埼玉県観光課はアニメで観光振興を図っており川越はアツい地域となっています。
ラズベリーキューブも川越でしたしね。
 

2019年8月のメニュー

『ろけらぶ -Location Love- 電車×同級生』 (FrontWing、2019-08-30)
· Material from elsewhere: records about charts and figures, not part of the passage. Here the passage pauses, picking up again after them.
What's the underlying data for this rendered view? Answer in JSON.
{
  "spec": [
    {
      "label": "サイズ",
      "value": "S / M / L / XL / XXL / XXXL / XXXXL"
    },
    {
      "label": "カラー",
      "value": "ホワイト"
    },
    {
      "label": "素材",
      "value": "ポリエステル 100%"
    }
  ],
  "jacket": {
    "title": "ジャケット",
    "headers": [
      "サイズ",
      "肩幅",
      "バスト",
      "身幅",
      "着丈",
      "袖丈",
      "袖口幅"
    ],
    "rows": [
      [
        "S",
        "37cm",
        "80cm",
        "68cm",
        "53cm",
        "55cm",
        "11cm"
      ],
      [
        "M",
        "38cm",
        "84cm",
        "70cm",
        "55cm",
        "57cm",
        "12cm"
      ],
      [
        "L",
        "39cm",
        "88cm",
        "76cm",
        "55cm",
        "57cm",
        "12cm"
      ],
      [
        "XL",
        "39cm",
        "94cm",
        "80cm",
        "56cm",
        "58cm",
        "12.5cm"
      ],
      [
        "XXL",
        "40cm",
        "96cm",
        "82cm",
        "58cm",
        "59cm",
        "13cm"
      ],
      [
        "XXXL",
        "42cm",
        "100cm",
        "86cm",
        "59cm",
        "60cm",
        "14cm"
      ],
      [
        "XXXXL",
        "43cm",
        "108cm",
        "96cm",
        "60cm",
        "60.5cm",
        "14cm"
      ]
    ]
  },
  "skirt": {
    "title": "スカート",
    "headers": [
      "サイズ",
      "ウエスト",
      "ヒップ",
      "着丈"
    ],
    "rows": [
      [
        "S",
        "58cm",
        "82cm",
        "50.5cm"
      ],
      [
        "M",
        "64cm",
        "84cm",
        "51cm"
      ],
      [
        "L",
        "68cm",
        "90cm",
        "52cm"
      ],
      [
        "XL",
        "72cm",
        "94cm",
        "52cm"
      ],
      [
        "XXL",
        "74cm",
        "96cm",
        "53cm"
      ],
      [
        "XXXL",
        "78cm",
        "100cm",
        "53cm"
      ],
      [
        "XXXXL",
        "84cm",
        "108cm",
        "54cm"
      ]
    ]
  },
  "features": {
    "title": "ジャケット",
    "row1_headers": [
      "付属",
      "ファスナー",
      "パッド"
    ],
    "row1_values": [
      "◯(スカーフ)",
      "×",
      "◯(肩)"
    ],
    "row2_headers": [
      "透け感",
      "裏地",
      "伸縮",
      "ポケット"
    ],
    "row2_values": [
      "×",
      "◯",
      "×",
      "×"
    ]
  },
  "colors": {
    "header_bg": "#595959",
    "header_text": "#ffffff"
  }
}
  • 東武東上線におけるツン系クール少女との登下校を楽しむ作品
    • 分割商法に完全にシフトしてしまったFrontWingのピンヒロインモノ。タイトルに「ロケーション」と入っている通り、川越市の景観を重視したシナリオが展開されていきます。本作品はろけらぶシリーズでは2作目であり、東武東上線がメインとなっています。学校では孤高を気取る高嶺の花であるヒロインと登下校の電車の中だけでは仲良くなっていくという限られたシチュエーションでのフラグ構築が見どころとなっています。体験版の時点でヒロインの在田川鳰さんがなぜ孤高であるかが明らかにされており、視点交換ザッピングの内面描写において主人公くんに惹かれていく様子も眺めることができます。東武東上線の車窓を見ながら繰り広げられるヒロインとの情交はなかなか楽しいものがあるので、2019年8月発売の読み物系統の作品の中では一番のおススメです。電車通学のイベントや、田園や山地を走る電車の車窓がたくさん出てくるといいなと思っています。




 

『若葉色のカルテット』 (Lump of Sugar、2019-08-30)

  • 萌木原先生の原画集だけでどこまで戦えるか。
    • ケモ耳王族少女たちとの学園寮生活を送ることが主眼となっていますが、シナリオやテキストは平坦で単調気味です。一応、ケモ耳王女が留学ではなく祖国からの追放であることが匂わされており、これをどう転がせるかでシナリオの面白さは変わってくるかと予想されます。ただ、本当にこの作品はシナリオよりも原画師がウリであり、萌木原先生のキャラ立ち絵とCGで勝負をしてきています。原画ゲーのためキャラ造形が重要視されてくると思うのですが、汚女・夢見がちドリーマー・ゲーム廃人とヒロインにあまり魅力を感じることができなかったのも確かです(あくまでも個人的な見解)。良かったのは達観しているクール系ケモ耳炉利くらいかもしれません。ケモ耳好きか、萌木原先生のファンが主要な購入層となるかと推測されます。




 

『アマアネ -My Sweet Sister-』 (Campus、2019-08-30)

  • あゆま紗由原画の甘やかし系イチャラブお姉ちゃんゲーだが、サブヒロインの方がかわいい
    • 最初から好感度マックス!ひたすら主人公くんを甘やかす包容力あるバブミ系お姉ちゃんがウリのキャラゲーキャラゲーといっても関係性変化をじっくりと描く方針ではなく、抜きゲーよりとなっています。それにも関わらず主人公くんが煮え切れないので、序盤は退屈なテキストを読んでいくことになります・・・。二人の関係性としては、両親の再婚により義姉弟関係となり、ネット電話で交流を深めるうちに好感度マックスとなったのだそうな。個人的には人見知りで再婚に不安を抱いていたヒロインが如何にして主人公くんと家族の絆を育むことになったのかを描いてくれた方が面白そうなんじゃない?と思ってしまいます(テキトーな発言)。
    • そして、サブヒロインの方が圧倒的に可愛い。能力高い系の変人ぼっち枠なのですが、部室を間借りする主人公くんとだけは、これまでに長い時間を過ごしてきたわけです。変人ぼっちとは言えに人間関係に寂しさを感じることもあったでしょう。そのような中で自分と接してくれる主人公くんに対しては、ひとかどの感情があったはずです。キャラ紹介のキャッチコピーも「お前も物好きな奴だよ。私なんかと友人になるなんて」という台詞であり、あきれ半分なフリをしながらも、私と友人になってくれて嬉しいという気持ちが溢れているではありませんか。好感度マックスなダダ甘のお姉ちゃんよりも、断然サブヒロインの方が可愛いんだよなぁと。このサブヒロインがどのようにシナリオに関わってくるかが気になるところです。